MySQL - Query Optimization in MySQL

1. What is Query Optimization?

Query optimization is the process of rewriting SQL queries and tuning the database so they run faster and consume fewer resources (CPU, memory, disk I/O).

  • Goal: Return results quickly, especially on large datasets.

  • Tools: EXPLAIN, indexes, caching, query rewriting, and schema design.


2. Common Techniques for Query Optimization

(a) Use Indexes Properly

  • Indexes make lookups, filtering, and joins faster.

  • Example:

-- Slow (no index, full table scan)
SELECT * FROM orders WHERE customer_id = 123;

-- Add index
CREATE INDEX idx_customer_id ON orders(customer_id);
  • After indexing, MySQL can directly jump to relevant rows instead of scanning the whole table.


(b) Avoid SELECT *

  • Fetch only the columns you need.

-- Bad
SELECT * FROM employees WHERE department = 'Sales';

-- Good
SELECT id, name FROM employees WHERE department = 'Sales';
  • This reduces data transfer and memory usage.


(c) Use EXPLAIN

  • Run queries with EXPLAIN to see execution plans.
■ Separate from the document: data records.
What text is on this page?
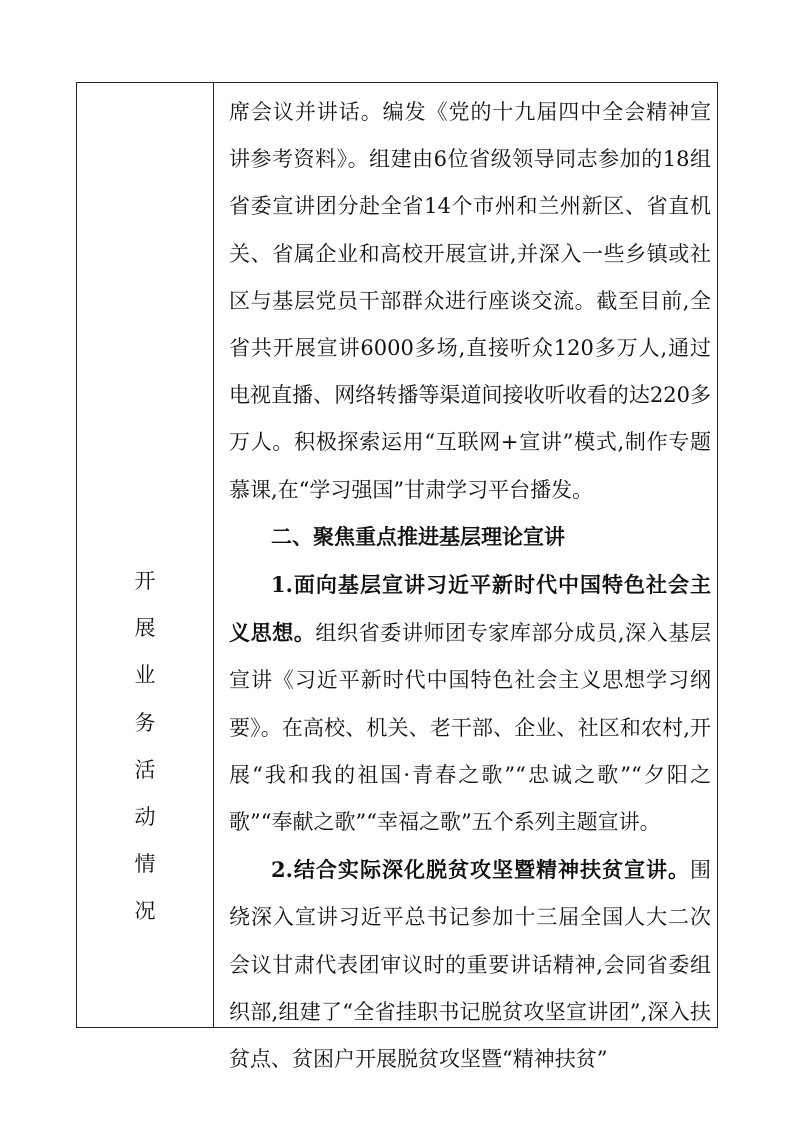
开
展
业
务
活
动
情
况

席会议并讲话。编发《党的十九届四中全会精神宣讲参考资料》。组建由6位省级领导同志参加的18组省委宣讲团分赴全省14个市州和兰州新区、省直机关、省属企业和高校开展宣讲,并深入一些乡镇或社区与基层党员干部群众进行座谈交流。截至目前,全省共开展宣讲6000多场,直接听众120多万人,通过电视直播、网络转播等渠道间接收听收看的达220多万人。积极探索运用“互联网+宣讲”模式,制作专题慕课,在“学习强国”甘肃学习平台播发。

二、聚焦重点推进基层理论宣讲

1.面向基层宣讲习近平新时代中国特色社会主义思想。组织省委讲师团专家库部分成员,深入基层宣讲《习近平新时代中国特色社会主义思想学习纲要》。在高校、机关、老干部、企业、社区和农村,开展“我和我的祖国·青春之歌”“忠诚之歌”“夕阳之歌”“奉献之歌”“幸福之歌”五个系列主题宣讲。

2.结合实际深化脱贫攻坚暨精神扶贫宣讲。围绕深入宣讲习近平总书记参加十三届全国人大二次会议甘肃代表团审议时的重要讲话精神,会同省委组织部,组建了“全省挂职书记脱贫攻坚宣讲团”,深入扶贫点、贫困户开展脱贫攻坚暨“精神扶贫”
  • If you see ALL in the type column → it’s a full table scan → consider adding indexes.


(d) Optimize Joins

  • Always join on indexed columns.

  • Put the smaller result set first in multi-joins if possible.

SELECT o.id, c.name
FROM orders o
JOIN customers c ON o.customer_id = c.id
WHERE c.region = 'East';

→ Index on customers.region and orders.customer_id makes this much faster.


(e) Use LIMIT for Large Results

-- Bad: returns millions of rows
SELECT * FROM transactions;

-- Good: paginate
SELECT * FROM transactions ORDER BY id LIMIT 50 OFFSET 0;

(f) Avoid Functions on Indexed Columns

-- Bad: prevents index usage
SELECT * FROM users WHERE YEAR(created_at) = 2024;

-- Good: use range
SELECT * FROM users 
WHERE created_at BETWEEN '2024-01-01' AND '2024-12-31';

(g) Partition Large Tables

Split huge tables (e.g., orders by year). Queries only scan relevant partitions.


(h) Use Query Caching / Results Caching

  • MySQL query cache is deprecated, but you can use application-level caching (Redis, Memcached) for repeated queries.


(i) Avoid N+1 Queries (Application Side)

  • Instead of running 100 queries in a loop, use a JOIN or IN clause.


3. Real-World Example (E-commerce Orders)

Problem: Slow query

SELECT * FROM orders WHERE YEAR(order_date) = 2024 AND customer_id = 123;
  • EXPLAIN shows full table scan (ALL).

Optimization:

  1. Add an index:

CREATE INDEX idx_order_date_customer ON orders(order_date, customer_id);
  1. Rewrite query:

SELECT * FROM orders 
WHERE order_date BETWEEN '2024-01-01' AND '2024-12-31'
AND customer_id = 123;
  • Now MySQL can use the index → query runs much faster.

Summary:

  • Use indexes smartly.

  • Check queries with EXPLAIN.

  • Rewrite queries to avoid expensive operations.

  • Limit results, avoid SELECT *, and design schema for scalability.